HDIM 2019 Statement on the Moscow Mechanism in Turkmenistan and Belarus

DCM Harry Kamian at HDIM 2019

HDIM 2019 Any Other Business:
Moscow Mechanism – Turkmenistan, Belarus

As prepared for delivery by Harry Kamian, Deputy Chief of Mission at the U.S. Mission to the OSCE
to the Human Dimension Implementation Meeting in Warsaw,
September 27, 2019

For many years, this agenda item has been used to follow up on the use of the Moscow Mechanism. The United States would like to raise concerns about human rights in Turkmenistan and Belarus.

We lack adequate information on many individuals who have been arrested by authorities and are held in state custody with no accounting for their fate or whereabouts. The United States repeatedly has raised concerns about prisoners who have not been allowed to communicate with the outside world for years, including our former permanent representative colleague at the OSCE, Batyr Berdiev. NGOs have documented numerous cases of individuals whose fate is still unknown.

The families of these individuals have no reliable information on their whereabouts, their health, or even whether they are dead or alive. They have a need – and deserve – to know the fate, health, and whereabouts of their loved ones. Turkmenistan authorities should provide information on, and unhindered access to, all prisoners and ensure that families have information on the whereabouts and well-being of their relatives, including their current place of detention and details of their custodial sentence.

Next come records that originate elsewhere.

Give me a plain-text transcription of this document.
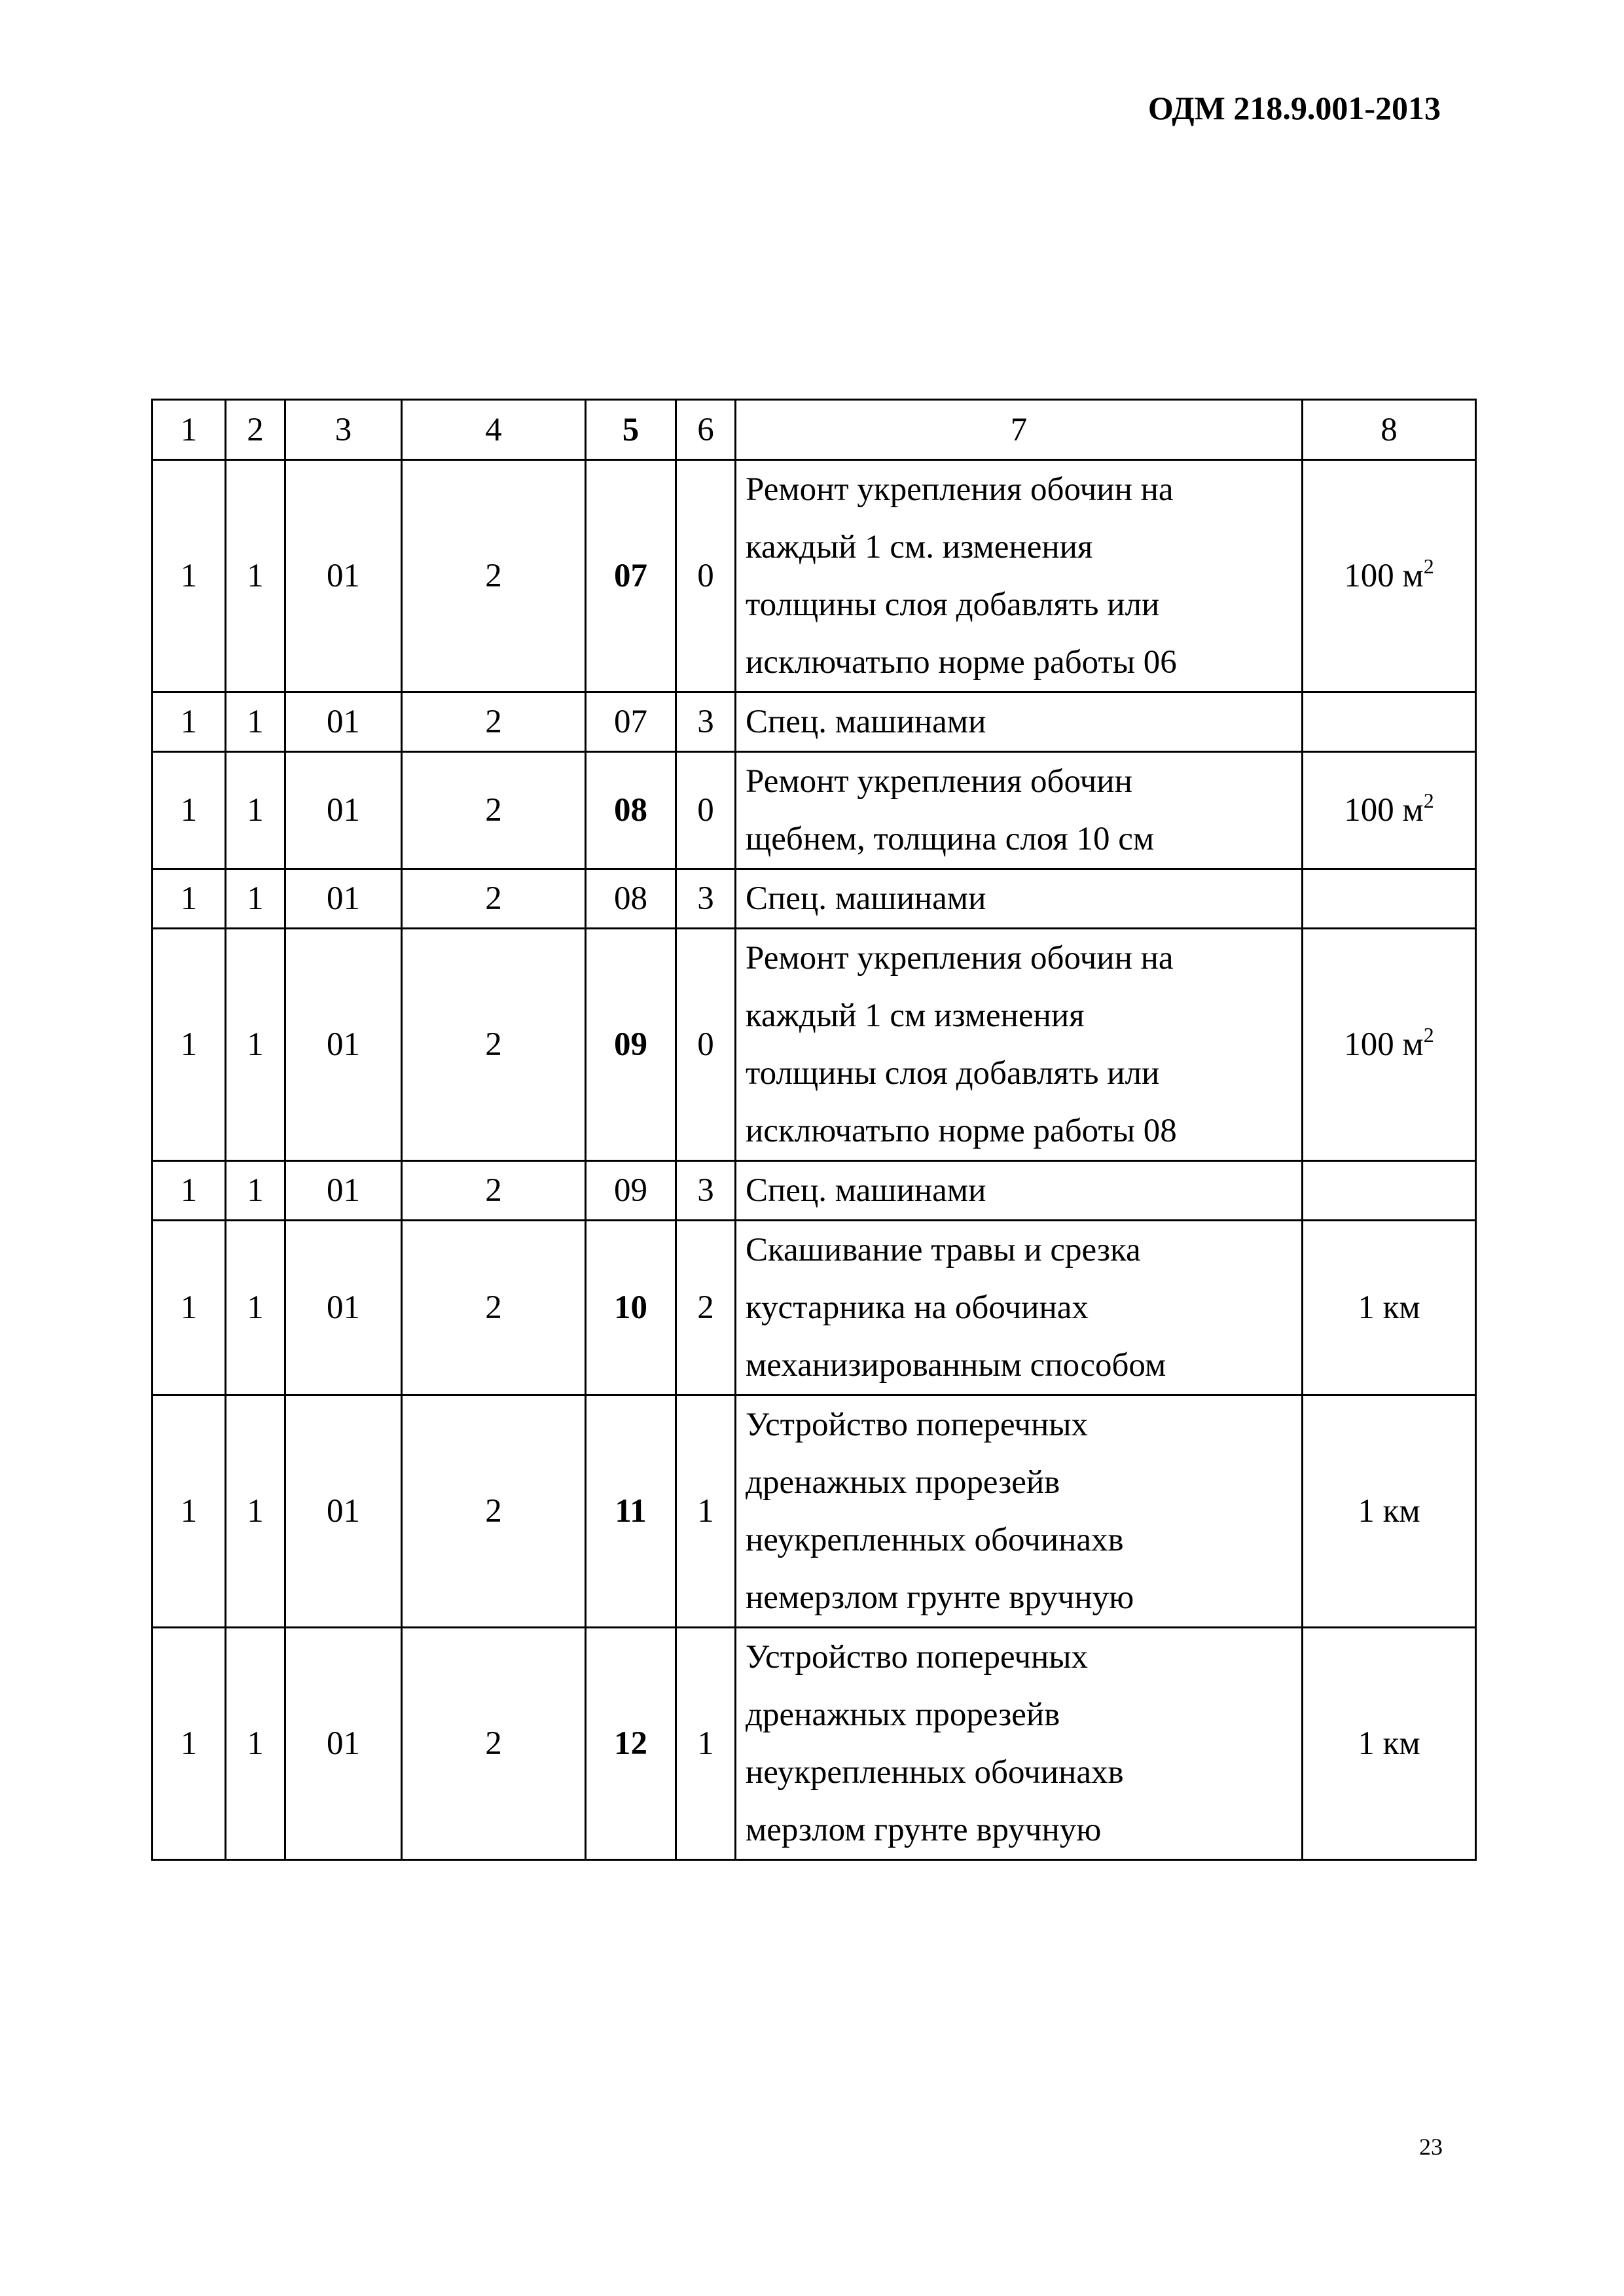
ОДМ 218.9.001-2013
1	2	3	4	5	6	7	8
1	1	01	2	07	0	Ремонт укрепления обочин на
каждый 1 см. изменения
толщины слоя добавлять или
исключатьпо норме работы 06	100 $м^2$
1	1	01	2	07	3	Спец. машинами	

1	1	01	2	08	0	Ремонт укрепления обочин
щебнем, толщина слоя 10 см	100 $м^2$
1	1	01	2	08	3	Спец. машинами	

1	1	01	2	09	0	Ремонт укрепления обочин на
каждый 1 см изменения
толщины слоя добавлять или
исключатьпо норме работы 08	100 $м^2$
1	1	01	2	09	3	Спец. машинами	

1	1	01	2	10	2	Скашивание травы и срезка
кустарника на обочинах
механизированным способом	1 км
1	1	01	2	11	1	Устройство поперечных
дренажных прорезейв
неукрепленных обочинахв
немерзлом грунте вручную	1 км
1	1	01	2	12	1	Устройство поперечных
дренажных прорезейв
неукрепленных обочинахв
мерзлом грунте вручную	1 км
23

The United States welcomes reports that activist Gulgeldy Annaniyazov’s family has been able to visit him in his current detention situation in Garabogaz. We hope that these reports are true and the Government of Turkmenistan will unconditionally release him from detention.

Authorities should facilitate access to medical care and legal counsel of choice for detained persons, including detained foreign nationals, and provide access for relatives and international monitors, as well as consular access to detained foreign nationals. We would like to acknowledge the Government of Turkmenistan’s assistance in arranging a joint EU-U.S. visit to the Tejen prison in November 2018. We hope that this visit is not a unique occurrence and the government will grant further unrestricted access to other detention facilities in the near future.

In 2011 the Moscow Mechanism was invoked to examine concerns regarding the demonstration on December 19, 2010 and the following crackdown on protestors, opposition leaders, journalists, human rights activists, lawyers, and civil society organizations by the government of Belarus. Individuals detained following those events have been freed, and many of what the rapporteur, Professor Emmanuel Decaux, described as “gross and systematic human rights violations,” have reportedly stopped. However, the government of Belarus still has not conducted an independent and impartial investigation of those events, restored full civil rights to former prisoners, and identified and brought to justice those responsible for reported enforced disappearances dating back to 1999 and 2000. We call on the government of Belarus to fully implement the recommendations of the Moscow Mechanism rapporteur.